Per secoli era rimasto nascosto sotto terra, dimenticato da tutti, ma oggi il Ponte delle Teste Mozze torna finalmente visibile e, per la prima volta nella storia, apre al pubblico con visite speciali.
Succede a Palermo, in occasione de “Il Genio di Palermo”, la manifestazione organizzata dalla Fondazione Le Vie dei Tesori che offre un’opportunità unica a cittadini, turisti e curiosi: entrare in un luogo rimasto invisibile per oltre un secolo e che custodisce una storia affascinante, a partire dall’origine del suo particolare nome.
Indice
Un ponte “scomparso” e ritrovato per caso
Quello che oggi riemerge è un maestoso ponte in pietra a tre campate di origine arabo-normanna, situato a pochissima distanza dal Ponte dell’Ammiraglio. In passato, i due costituivano un unico sistema di attraversamento del fiume Oreto, elemento chiave della geografia medievale della città.
Poi qualcosa ne ha cambiato per sempre la storia: nel 1831 il corso dell’Oreto subì una deviazione e il ponte venne progressivamente interrato.
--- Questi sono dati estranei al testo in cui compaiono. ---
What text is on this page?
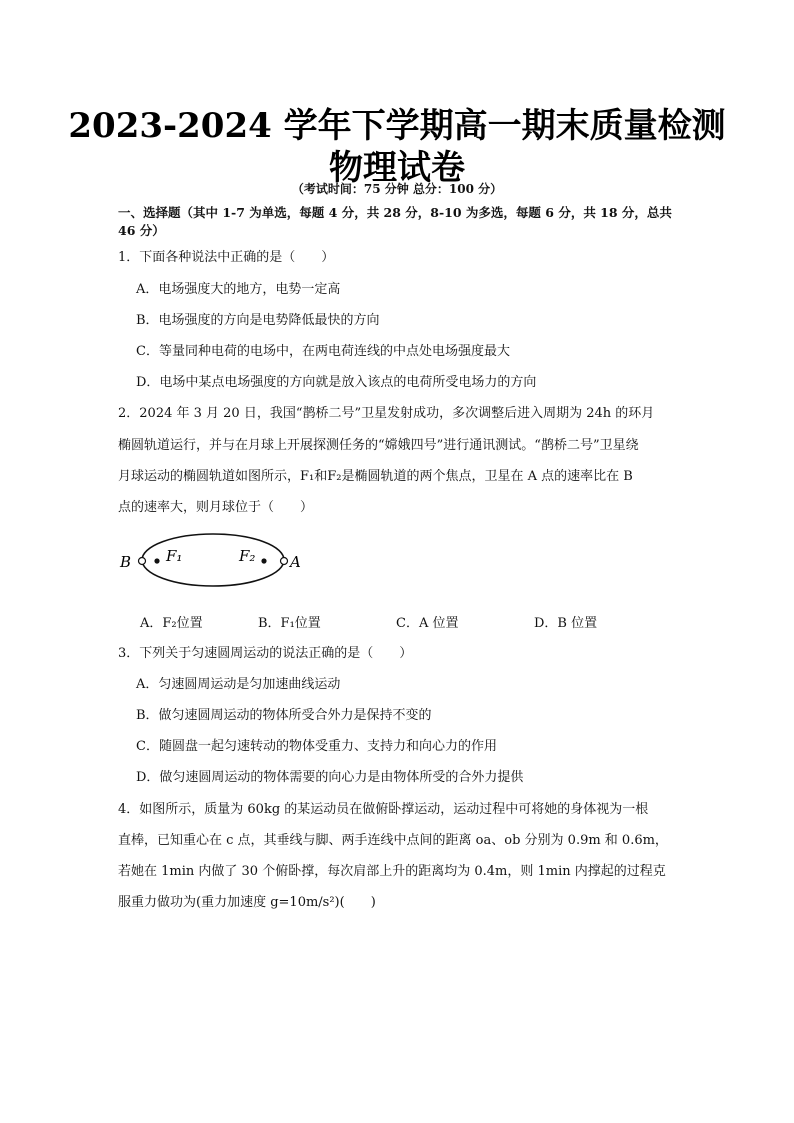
2023-2024 学年下学期高一期末质量检测
物理试卷
（考试时间：75 分钟 总分：100 分）
一、选择题（其中 1-7 为单选，每题 4 分，共 28 分，8-10 为多选，每题 6 分，共 18 分，总共 46 分）
1．下面各种说法中正确的是（　　）
A．电场强度大的地方，电势一定高
B．电场强度的方向是电势降低最快的方向
C．等量同种电荷的电场中，在两电荷连线的中点处电场强度最大
D．电场中某点电场强度的方向就是放入该点的电荷所受电场力的方向
2．2024 年 3 月 20 日，我国“鹊桥二号”卫星发射成功，多次调整后进入周期为 24h 的环月
椭圆轨道运行，并与在月球上开展探测任务的“嫦娥四号”进行通讯测试。“鹊桥二号”卫星绕
月球运动的椭圆轨道如图所示，F₁和F₂是椭圆轨道的两个焦点，卫星在 A 点的速率比在 B
点的速率大，则月球位于（　　）
B	A
F₁	F₂
A．F₂位置	B．F₁位置	C．A 位置	D．B 位置
3．下列关于匀速圆周运动的说法正确的是（　　）
A．匀速圆周运动是匀加速曲线运动
B．做匀速圆周运动的物体所受合外力是保持不变的
C．随圆盘一起匀速转动的物体受重力、支持力和向心力的作用
D．做匀速圆周运动的物体需要的向心力是由物体所受的合外力提供
4．如图所示，质量为 60kg 的某运动员在做俯卧撑运动，运动过程中可将她的身体视为一根
直棒，已知重心在 c 点，其垂线与脚、两手连线中点间的距离 oa、ob 分别为 0.9m 和 0.6m，
若她在 1min 内做了 30 个俯卧撑，每次肩部上升的距离均为 0.4m，则 1min 内撑起的过程克
服重力做功为(重力加速度 g=10m/s²)(　　)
Proprio questo destino, che può sembrare infausto, si rivela invece decisivo per la sua salvaguardia nei secoli: finendo sotto terra è sfuggito alla demolizione ed è rimasto intatto sotto la superficie.
La sua riscoperta, casuale, è avvenuta solo nel 2014 durante i lavori per la realizzazione della linea del tram, grazie agli scavi della Soprintendenza ai Beni culturali. Un ritrovamento inatteso che ha restituito a Palermo un frammento perduto della sua storia.
Il suo nome racconta una storia oscura
Il nome “Teste Mozze” del ponte colpisce indubbiamente e a spiegarne le origini è proprio la storia di cui è stato protagonista: a metà del Settecento, proprio in quest’area, venne infatti trasferito un cippo utilizzato per esporre le teste dei condannati a morte, secondo una pratica diffusa all’epoca che fungeva da monito pubblico. È da qui che deriva il suo nome, che è rimasto nel tempo anche quando il ponte era ormai invisibile. Un dettaglio che aggiunge una dimensione più cupa e simbolica a un luogo già ricco di storia.
Oggi il ponte non rappresenta soltanto una straordinaria scoperta archeologica, ma anche una chiave per leggere la trasformazione urbana di Palermo. Un tempo, infatti, la città era attraversata da corsi d’acqua e infrastrutture ormai scomparse o nascoste sotto le stratificazioni della storia.
Quando visitarlo
L’apertura al pubblico del Ponte delle Teste Mozze è a tutti gli effetti un evento eccezionale che attira moltissimi cittadini e curiosi all’interno della rassegna “Il Genio di Palermo 2026“.
L’inaugurazione ufficiale è fissata per l’11 aprile 2026 con un’anteprima per la stampa, mentre le visite al pubblico sono previste per il weekend dal 16 al 19 aprile e nei due fine settimana successivi (quindi è un’ottima idea per un’esperienza culturale speciale anche nel ponte del Primo maggio).
Ma il Ponte delle Teste Mozze non è l’unica meraviglia da ammirare in occasione della manifestazione che si tiene dal 16 al 19 aprile: sono una trentina le iniziative che permettono di scoprire una città inedita tra monumenti, porte storiche, giardini, palazzi, ville antiche, residenze barocche e teatri neoclassici, oltre alle abituali passeggiate tematiche alla scoperta della città. Aprono per la prima volta anche Casa Savona e l’antichissima Porta Mazzara, che sta pian piano tornando alla luce.
Per ogni dettaglio sulle iniziative, gli orari e i prezzi consigliamo di consultare il sito ufficiale di Le Vie dei Tesori.